CARRY YOUR HOUSE KEY.

"whoa. that was your kentucky derby smile.
you may want to take that one back."

"i'm not usually this gay but i'm vacationing."

"what is wrong with the pair of you? you're fabulous and then we stick you in front of a camera and you fall to pieces.
caro, it's a dry wedding and you've never looked drunker."



"thank goodness you're finally here. i left my toothpaste at home."
"well, that's the one thing i didn't bring and borrowed all weekend."
"huh. heredity."

7 comments:

oline said...

i'll go ahead and publicly apologize to humanity that i have irrevocably lost the downright riveting 27.3 seconds of live-action footage from the domino tower's downfall. a moment twenty minutes in the making only to be lost forever.

Linda said...

!!!!!! oh no you di-in't!!

and my hair! my boobs! my math! :sigh: Other than those three evils, I like.

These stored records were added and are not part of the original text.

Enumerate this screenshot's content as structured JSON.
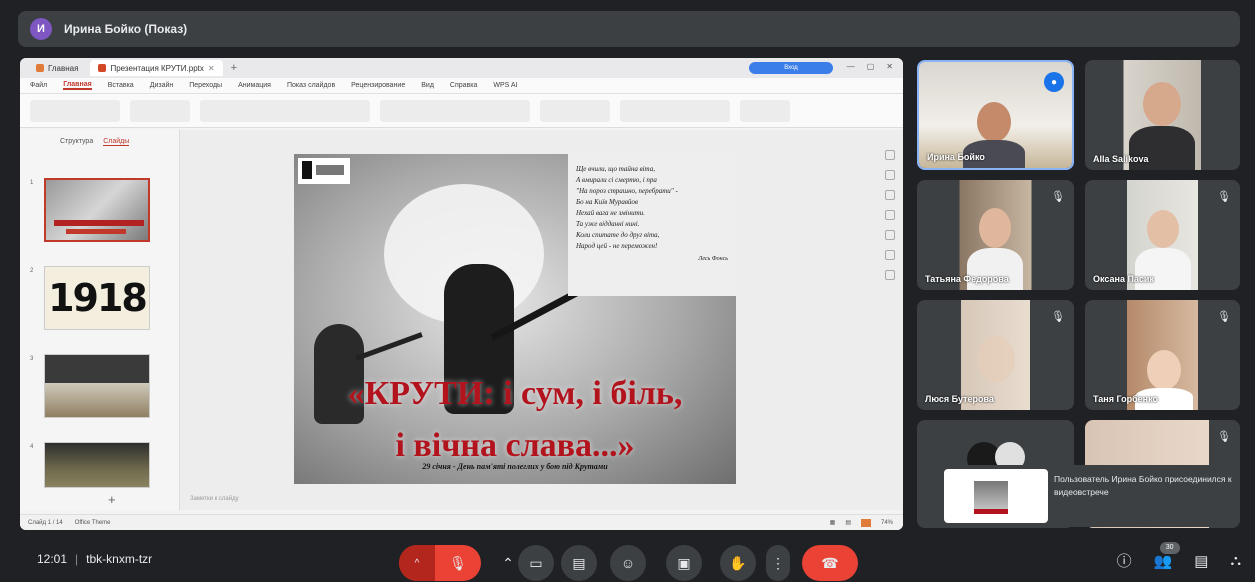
{
  "presenter": {
    "avatar_letter": "И",
    "name": "Ирина Бойко (Показ)"
  },
  "shared_screen": {
    "tabs": [
      {
        "label": "Главная"
      },
      {
        "label": "Презентация КРУТИ.pptx"
      }
    ],
    "login_label": "Вход",
    "menu": [
      "Файл",
      "Главная",
      "Вставка",
      "Дизайн",
      "Переходы",
      "Анимация",
      "Показ слайдов",
      "Рецензирование",
      "Вид",
      "Справка",
      "WPS AI"
    ],
    "thumb_tabs": [
      "Структура",
      "Слайды"
    ],
    "thumbnails": [
      {
        "num": "1"
      },
      {
        "num": "2",
        "text": "1918"
      },
      {
        "num": "3"
      },
      {
        "num": "4"
      }
    ],
    "add_slide": "+",
    "slide": {
      "poem": [
        "Ще вчили, що тайна віта,",
        "А вмирали сі смертю, і пра",
        "\"На пороз страшно, перебрати\" -",
        "Бо    на    Київ    Муравйов",
        "Нехай вага не змінити.",
        "Та   уже   відданні   нині.",
        "Коли спитате до друг віта,",
        "Народ цей - не переможен!"
      ],
      "poem_author": "Лесь Фонсь",
      "title_line1": "«КРУТИ: і сум, і біль,",
      "title_line2": "і вічна слава...»",
      "subtitle": "29 січня - День пам'яті полеглих у бою під Крутами"
    },
    "notes_placeholder": "Заметки к слайду",
    "status": {
      "slide_counter": "Слайд 1 / 14",
      "theme": "Office Theme",
      "zoom": "74%"
    }
  },
  "participants": [
    {
      "name": "Ирина Бойко",
      "speaking": true
    },
    {
      "name": "Alla Salikova"
    },
    {
      "name": "Татьяна Федорова"
    },
    {
      "name": "Оксана Пасик"
    },
    {
      "name": "Люся Бутерова"
    },
    {
      "name": "Таня Горбенко"
    },
    {
      "name": ""
    },
    {
      "name": ""
    }
  ],
  "toast": {
    "text": "Пользователь Ирина Бойко присоединился к видеовстрече"
  },
  "bottom": {
    "time": "12:01",
    "meeting_code": "tbk-knxm-tzr",
    "people_count": "30"
  }
}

and meggers was quite the pretty bride!

oline said...

i did. shhhhh. don't tell! it was entirely unintentional and i'm still not quite sure where it could've gone. but alas. we'll just have to domino again. it was glorious, after all.

meggers was indeed gorgeous. don't know why i was calling for carl instead.

Linda said...

geez-o-pete, it is a hike to scroll down to the comment section!

oline said...

just imagine the hike if i'd put them ALL up. besides- you like hikes. i did it all for you.

Linda said...

I do like hikes. You are right.

Meggie said...

Ok, got back at 2 a.m. this morning. Haven't gotten to my email yet. You *better* have emailed me pics or gotten them to me somehow!!

And you were a beautiful maid of honor!!!